The mirrorless DSLR is steadily gaining ground against traditionally mirrored DSLR. This is not rocket science since the ONLY reason the DSLR came about was to fix the parallax problem inherent in the rangefinder camera design. With the photographer looking through the optical viewfinder while the camera recording what came through its lens, close ups and telephoto shots were very difficult, if not impossible, to frame correctly. The DSLR with its mirror that reflected the lens coming through the lens up into the optical viewfinder solved that problem, allowing the photographer to see exactly what came through the lens — no matter what lens was attached to the camera.

The mirrorless DSLR goes one step better: it allows the photographer to see not only what comes through the lens, but also exactly what will be recorded on the image sensor! You can’t get better than that (for now).
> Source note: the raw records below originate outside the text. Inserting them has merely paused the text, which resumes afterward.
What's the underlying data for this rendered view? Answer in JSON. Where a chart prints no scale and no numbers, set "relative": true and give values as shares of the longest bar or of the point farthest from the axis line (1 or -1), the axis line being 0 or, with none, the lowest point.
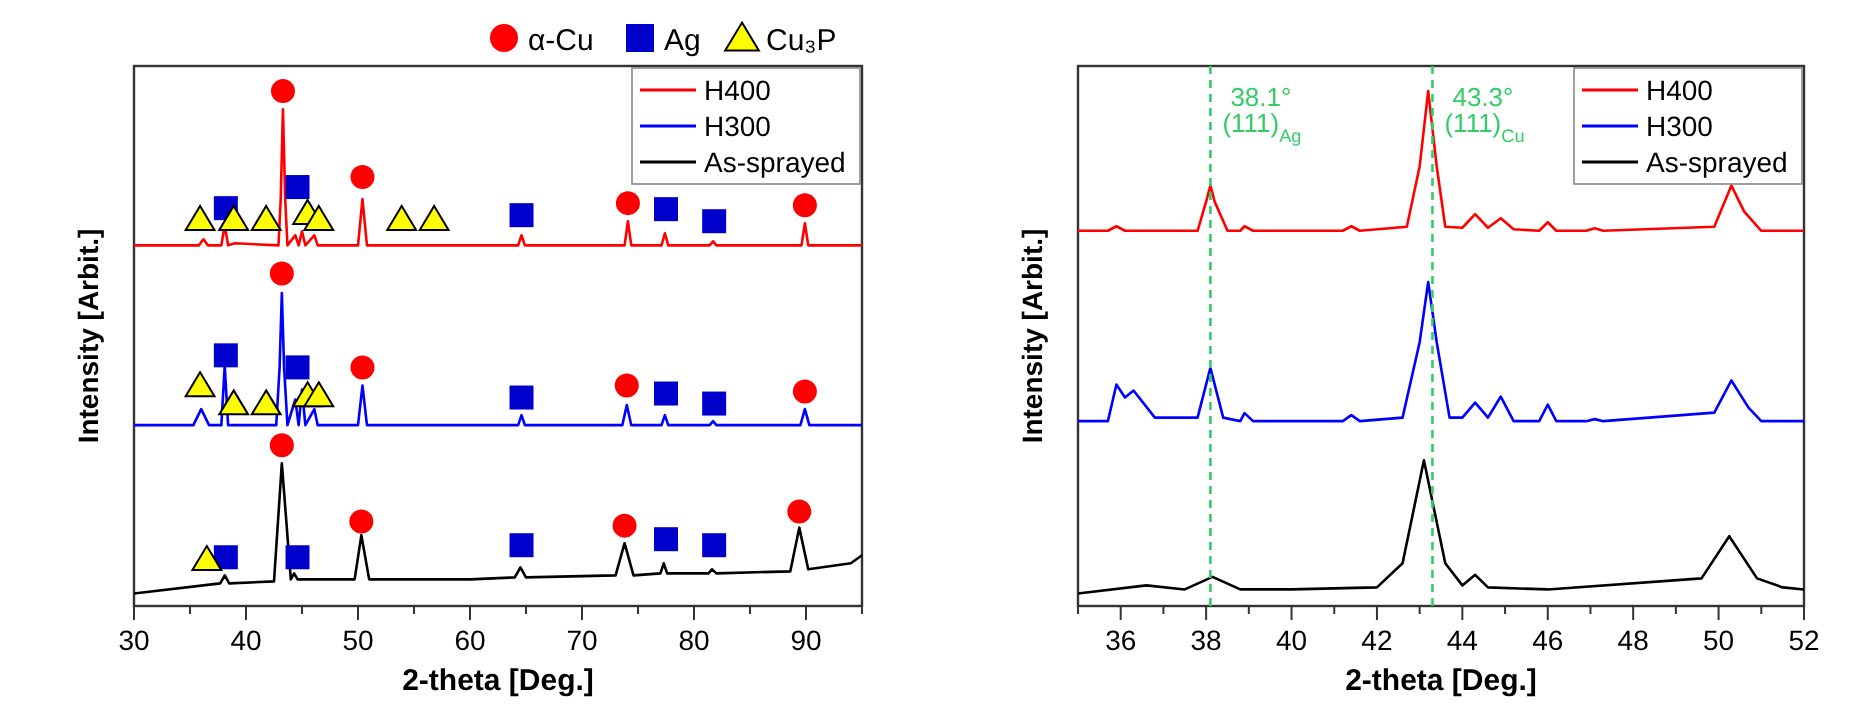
{
  "chart_data": [
    {
      "type": "line",
      "xlabel": "2-theta [Deg.]",
      "ylabel": "Intensity [Arbit.]",
      "relative": true,
      "xlim": [
        30,
        95
      ],
      "xticks": [
        30,
        {
          "value": 35,
          "label": null
        },
        40,
        {
          "value": 45,
          "label": null
        },
        50,
        {
          "value": 55,
          "label": null
        },
        60,
        {
          "value": 65,
          "label": null
        },
        70,
        {
          "value": 75,
          "label": null
        },
        80,
        {
          "value": 85,
          "label": null
        },
        90,
        {
          "value": 95,
          "label": null
        }
      ],
      "legend": "top right",
      "grid": false,
      "line_style": "solid",
      "series": [
        {
          "name": "H400",
          "color": "#ff0000",
          "x": [
            30,
            35.8,
            36.2,
            36.6,
            37.8,
            38.1,
            38.4,
            39,
            42.9,
            43.1,
            43.3,
            43.5,
            43.7,
            44.4,
            44.7,
            45,
            45.3,
            46.1,
            46.4,
            50,
            50.4,
            50.8,
            64.3,
            64.6,
            64.9,
            73.8,
            74.1,
            74.4,
            77.1,
            77.4,
            77.7,
            81.4,
            81.7,
            82,
            89.6,
            89.9,
            90.2,
            95
          ],
          "values": [
            0.693,
            0.693,
            0.705,
            0.693,
            0.693,
            0.733,
            0.693,
            0.697,
            0.693,
            0.785,
            0.964,
            0.785,
            0.693,
            0.713,
            0.693,
            0.721,
            0.693,
            0.713,
            0.693,
            0.693,
            0.785,
            0.693,
            0.693,
            0.713,
            0.693,
            0.693,
            0.741,
            0.693,
            0.693,
            0.717,
            0.693,
            0.693,
            0.701,
            0.693,
            0.693,
            0.737,
            0.693,
            0.693
          ]
        },
        {
          "name": "H300",
          "color": "#0000ff",
          "x": [
            30,
            35.3,
            36,
            36.7,
            37.8,
            38.1,
            38.4,
            42.7,
            43,
            43.2,
            43.4,
            43.7,
            44.4,
            44.7,
            45,
            45.3,
            46.1,
            46.4,
            50,
            50.4,
            50.8,
            64.3,
            64.6,
            64.9,
            73.6,
            74,
            74.4,
            77.1,
            77.4,
            77.7,
            81.4,
            81.7,
            82,
            89.5,
            89.9,
            90.3,
            95
          ],
          "values": [
            0.335,
            0.335,
            0.367,
            0.335,
            0.335,
            0.454,
            0.335,
            0.335,
            0.45,
            0.598,
            0.45,
            0.335,
            0.386,
            0.335,
            0.406,
            0.335,
            0.367,
            0.335,
            0.335,
            0.414,
            0.335,
            0.335,
            0.355,
            0.335,
            0.335,
            0.375,
            0.335,
            0.335,
            0.355,
            0.335,
            0.335,
            0.343,
            0.335,
            0.335,
            0.367,
            0.335,
            0.335
          ]
        },
        {
          "name": "As-sprayed",
          "color": "#000000",
          "x": [
            30,
            37.7,
            38.1,
            38.5,
            42.5,
            43.2,
            44,
            44.3,
            44.6,
            49.7,
            50.3,
            51,
            60,
            64,
            64.5,
            65,
            73,
            73.8,
            74.6,
            77,
            77.3,
            77.6,
            81.3,
            81.6,
            82,
            88.6,
            89.4,
            90.2,
            94,
            95
          ],
          "values": [
            0,
            0.02,
            0.036,
            0.02,
            0.024,
            0.259,
            0.028,
            0.04,
            0.028,
            0.028,
            0.116,
            0.028,
            0.028,
            0.032,
            0.052,
            0.032,
            0.036,
            0.1,
            0.036,
            0.04,
            0.06,
            0.04,
            0.04,
            0.048,
            0.04,
            0.044,
            0.131,
            0.048,
            0.06,
            0.076
          ]
        },
        {
          "name": "α-Cu",
          "type": "scatter",
          "marker": "circle",
          "color": "#ff0000",
          "x": [
            43.3,
            50.4,
            74.1,
            89.9,
            43.2,
            50.4,
            74,
            89.9,
            43.2,
            50.3,
            73.8,
            89.4
          ],
          "values": [
            1.0,
            0.829,
            0.777,
            0.773,
            0.637,
            0.45,
            0.414,
            0.402,
            0.295,
            0.143,
            0.135,
            0.163
          ]
        },
        {
          "name": "Ag",
          "type": "scatter",
          "marker": "square",
          "color": "#0000cc",
          "x": [
            38.2,
            44.6,
            64.6,
            77.5,
            81.8,
            38.2,
            44.6,
            64.6,
            77.5,
            81.8,
            38.2,
            44.6,
            64.6,
            77.5,
            81.8
          ],
          "values": [
            0.767,
            0.809,
            0.753,
            0.765,
            0.741,
            0.474,
            0.45,
            0.39,
            0.398,
            0.378,
            0.072,
            0.072,
            0.096,
            0.108,
            0.096
          ]
        },
        {
          "name": "Cu₃P",
          "type": "scatter",
          "marker": "triangle",
          "color": "#ffff00",
          "x": [
            35.9,
            38.9,
            41.8,
            45.5,
            46.5,
            53.9,
            56.8,
            35.9,
            38.9,
            41.8,
            45.5,
            46.5,
            36.5
          ],
          "values": [
            0.745,
            0.745,
            0.745,
            0.757,
            0.745,
            0.745,
            0.745,
            0.414,
            0.378,
            0.378,
            0.394,
            0.394,
            0.068
          ]
        }
      ]
    },
    {
      "type": "line",
      "xlabel": "2-theta [Deg.]",
      "ylabel": "Intensity [Arbit.]",
      "relative": true,
      "xlim": [
        35,
        52
      ],
      "xticks": [
        {
          "value": 35,
          "label": null
        },
        36,
        {
          "value": 37,
          "label": null
        },
        38,
        {
          "value": 39,
          "label": null
        },
        40,
        {
          "value": 41,
          "label": null
        },
        42,
        {
          "value": 43,
          "label": null
        },
        44,
        {
          "value": 45,
          "label": null
        },
        46,
        {
          "value": 47,
          "label": null
        },
        48,
        {
          "value": 49,
          "label": null
        },
        50,
        {
          "value": 51,
          "label": null
        },
        52
      ],
      "legend": "top right",
      "grid": false,
      "line_style": "solid",
      "ref_lines": [
        {
          "axis": "x",
          "value": 38.1,
          "label": "38.1°",
          "color": "#33cc66",
          "line_style": "dashed"
        },
        {
          "axis": "x",
          "value": 43.3,
          "label": "43.3°",
          "color": "#33cc66",
          "line_style": "dashed"
        }
      ],
      "annotations": [
        {
          "text": "(111)$_{Ag}$",
          "x": 38.1,
          "y": 0.95
        },
        {
          "text": "(111)$_{Cu}$",
          "x": 43.3,
          "y": 0.95
        }
      ],
      "series": [
        {
          "name": "H400",
          "color": "#ff0000",
          "x": [
            35,
            35.7,
            35.9,
            36.1,
            37.8,
            38.0,
            38.1,
            38.2,
            38.5,
            38.8,
            38.9,
            39.1,
            41.2,
            41.4,
            41.6,
            42.7,
            43.0,
            43.2,
            43.4,
            43.6,
            44.0,
            44.3,
            44.6,
            44.9,
            45.2,
            45.8,
            46.0,
            46.2,
            46.9,
            47.1,
            47.3,
            49.9,
            50.3,
            50.6,
            51,
            52
          ],
          "values": [
            0.722,
            0.722,
            0.731,
            0.722,
            0.722,
            0.78,
            0.812,
            0.78,
            0.722,
            0.722,
            0.731,
            0.722,
            0.722,
            0.731,
            0.722,
            0.73,
            0.85,
            1.0,
            0.85,
            0.73,
            0.728,
            0.755,
            0.728,
            0.747,
            0.725,
            0.722,
            0.739,
            0.722,
            0.722,
            0.727,
            0.722,
            0.73,
            0.812,
            0.76,
            0.722,
            0.722
          ]
        },
        {
          "name": "H300",
          "color": "#0000ff",
          "x": [
            35,
            35.7,
            35.9,
            36.1,
            36.3,
            36.8,
            37.8,
            38.1,
            38.4,
            38.8,
            38.9,
            39.1,
            41.2,
            41.4,
            41.6,
            42.6,
            43.0,
            43.2,
            43.4,
            43.7,
            44.0,
            44.3,
            44.6,
            44.9,
            45.2,
            45.8,
            46.0,
            46.2,
            46.9,
            47.1,
            47.3,
            49.9,
            50.3,
            50.7,
            51,
            52
          ],
          "values": [
            0.343,
            0.343,
            0.416,
            0.39,
            0.404,
            0.35,
            0.35,
            0.449,
            0.35,
            0.343,
            0.359,
            0.343,
            0.343,
            0.355,
            0.343,
            0.35,
            0.5,
            0.62,
            0.5,
            0.35,
            0.35,
            0.38,
            0.35,
            0.392,
            0.343,
            0.343,
            0.376,
            0.343,
            0.343,
            0.347,
            0.343,
            0.36,
            0.424,
            0.37,
            0.343,
            0.343
          ]
        },
        {
          "name": "As-sprayed",
          "color": "#000000",
          "x": [
            35,
            36.6,
            37.5,
            38.15,
            38.8,
            40,
            42,
            42.6,
            43.1,
            43.6,
            44.0,
            44.3,
            44.6,
            46,
            49.6,
            50.25,
            50.9,
            51.5,
            52
          ],
          "values": [
            0,
            0.016,
            0.008,
            0.033,
            0.008,
            0.008,
            0.012,
            0.06,
            0.265,
            0.06,
            0.016,
            0.037,
            0.012,
            0.008,
            0.03,
            0.114,
            0.03,
            0.012,
            0.008
          ]
        }
      ]
    }
  ]
}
The mirrorless DSLR design is obviously so much better than the traditional mirrored design that it is a mystery (OK, so it isn’t, it’s all about marketing and fear of cannibalizing current DSLR sales and losing lucrative $$$) why manufacturers of traditional DSLR cameras haven’t wholeheartedly joined the mirrorless paradigm shift.

So it is with great interest that I read the article at Luminous Landscape by Richard Sexton titled “A Critique of Contemporary Camera Design.” I quote:

Third, and most importantly, I firmly believe that when we look at mirrorless cameras we are looking at the progenitors of all future digital cameras. The mirror box and pentaprism, which enables us to see what the lens sees before an image is recorded, is no longer the only way to do it. Composing, focusing, and metering directly off the sensor is arguably the best way to do it and it’s what we do every time we use live view on a DSLR. An EVF is merely eye-level live view. So, the entire reflex housing, which is a significant cost of the camera’s design; contributes to additional noise and vibration when a capture is made; and adds to the mass of the camera itself; may very well go the way of the mechanical watch.

Read the article at: Luminous Landscape.

While many still believe that the traditional mirrored DSLR will “live long and prosper,” it is good to hear from other photographers that they are yearning for camera manufacturers to once and for all get rid of the problematic mirror box and associated pentaprism and get on with the modern digital rangefinder.

It is obvious by now that Nikon is not going that route and will continue to play the 1 System as far as it can. There remains Canon as probably the only camera manufacturer bold enough and technically savvy enough to pull a rabbit out of its DSLR hat. Rumors are that it is planning to introduce its mirrorless offering in August/September 2012. We’ll have to wait and see if Canon reclaims the torch from the 4/3 mirrorless manufacturers — or walks in the footsteps of Kodak.